Rain that Destroys: Hail on Egypt and Brimstone on Sodom
Two further miraculous rains fall outside the Flood. The seventh plague is rain reshaped as hail. Yahweh tells Moses to stretch out his rod, "and Yahweh sent thunder and hail, and fire ran down to the earth; and Yahweh rained hail on the land of Egypt. So there was hail, and fire mingled with the hail, very grievous, such as had not been in all the land of Egypt since it became a nation" (Ex 9:23-24). When Moses prays it off, "the thunders and hail ceased, and the rain was not poured on the earth" (Ex 9:33), and Pharaoh's response is the standard hardening (Ex 9:34).
At Sodom the rain itself is fire. "Then [the Speech of] Yahweh rained on Sodom and on Gomorrah brimstone and fire from Yahweh out of heaven" (Ge 19:24). Jesus uses the same construction in Luke: "in the day that Lot went out from Sodom it rained fire and brimstone from heaven, and destroyed them all" (Lu 17:29). The Psalter generalizes the figure: "On the wicked he will rain snares; Fire and brimstone and burning wind will be the portion of their cup" (Ps 11:6). Job picks up the residual image — "Brimstone will be scattered on his habitation" (Job 18:15). Yahweh's "strange work" is what Isaiah calls a battle in which Yahweh fights for David "as in mount Perazim" (Isa 28:21), the very name David assigned the place where his enemies were broken "like the breach of waters" (2Sa 5:20).

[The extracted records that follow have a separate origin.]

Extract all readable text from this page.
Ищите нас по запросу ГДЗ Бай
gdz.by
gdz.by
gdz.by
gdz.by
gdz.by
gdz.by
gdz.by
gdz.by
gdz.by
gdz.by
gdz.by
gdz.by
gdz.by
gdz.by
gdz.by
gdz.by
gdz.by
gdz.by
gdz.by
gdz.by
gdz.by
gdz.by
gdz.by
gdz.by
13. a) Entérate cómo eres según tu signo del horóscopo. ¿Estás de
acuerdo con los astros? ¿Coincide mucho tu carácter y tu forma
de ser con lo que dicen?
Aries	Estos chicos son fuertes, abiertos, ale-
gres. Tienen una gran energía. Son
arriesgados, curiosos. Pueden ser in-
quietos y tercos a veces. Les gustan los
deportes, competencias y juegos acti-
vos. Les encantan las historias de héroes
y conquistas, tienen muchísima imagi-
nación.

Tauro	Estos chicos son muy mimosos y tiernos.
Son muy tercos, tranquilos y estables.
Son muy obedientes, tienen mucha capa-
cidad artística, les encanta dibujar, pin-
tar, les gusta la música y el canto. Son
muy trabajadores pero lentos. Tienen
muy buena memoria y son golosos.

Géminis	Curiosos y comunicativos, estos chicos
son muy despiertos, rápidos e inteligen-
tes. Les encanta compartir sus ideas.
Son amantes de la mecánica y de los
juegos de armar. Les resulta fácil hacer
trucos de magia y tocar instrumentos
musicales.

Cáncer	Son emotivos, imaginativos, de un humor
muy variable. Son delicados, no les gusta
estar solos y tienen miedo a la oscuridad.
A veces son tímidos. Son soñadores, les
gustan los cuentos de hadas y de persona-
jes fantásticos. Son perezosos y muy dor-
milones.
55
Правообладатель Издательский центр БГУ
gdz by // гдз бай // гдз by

Rain as Figure: Doctrine, Mercy, the King's Coming
Once the literal pattern is fixed, Scripture uses rain as a figure for what comes down freely from above. Moses opens his song with it: "My doctrine will drop as the rain; My speech will distill as the dew, As the small rain on the tender grass, And as the showers on the herb" (De 32:2). The royal psalm announces a king whose reign is itself a rain: "He will come down like rain on the mown grass, As showers that water the earth" (Ps 72:6). Ben Sira's wisdom literature applies the figure to mercy: "Mercy is fitting in the time of their affliction, As rain in the time of drought" (Sir 35:26). Hosea gathers all three uses into one line — Yahweh comes "as the rain, as the latter rain that waters the earth" (Hos 6:3), and the call is to break up the fallow ground "until he comes and rains righteousness on you⁺" (Hos 10:12).
The Order of the Heavens
Behind the rain-gift stands the appointed order of seasons. "While the earth remains, seedtime and harvest, and cold and heat, and summer and winter, and day and night will not cease" (Ge 8:22) is the post-Flood promise; the lights of the firmament are made "for signs, and for seasons, and for days and years" (Ge 1:14); the moon Yahweh "appointed… for seasons" (Ps 104:19). Ben Sira's hymn places the same fact under divine wisdom — "By the knowledge of the Lord they were distinguished, And he varied seasons and feasts" (Sir 33:8); "the moon he made for its due season, To rule over periods for an everlasting sign" (Sir 43:6). Daniel reaches the same point from a different angle: "he changes the times and the seasons; he removes kings, and sets up kings" (Da 2:21). Rain falls inside this order. It is a season-bound gift, given by the one who sets the seasons, and the lines of biblical rain-talk — blessing, curse, miracle, figure — keep returning to the same speaker.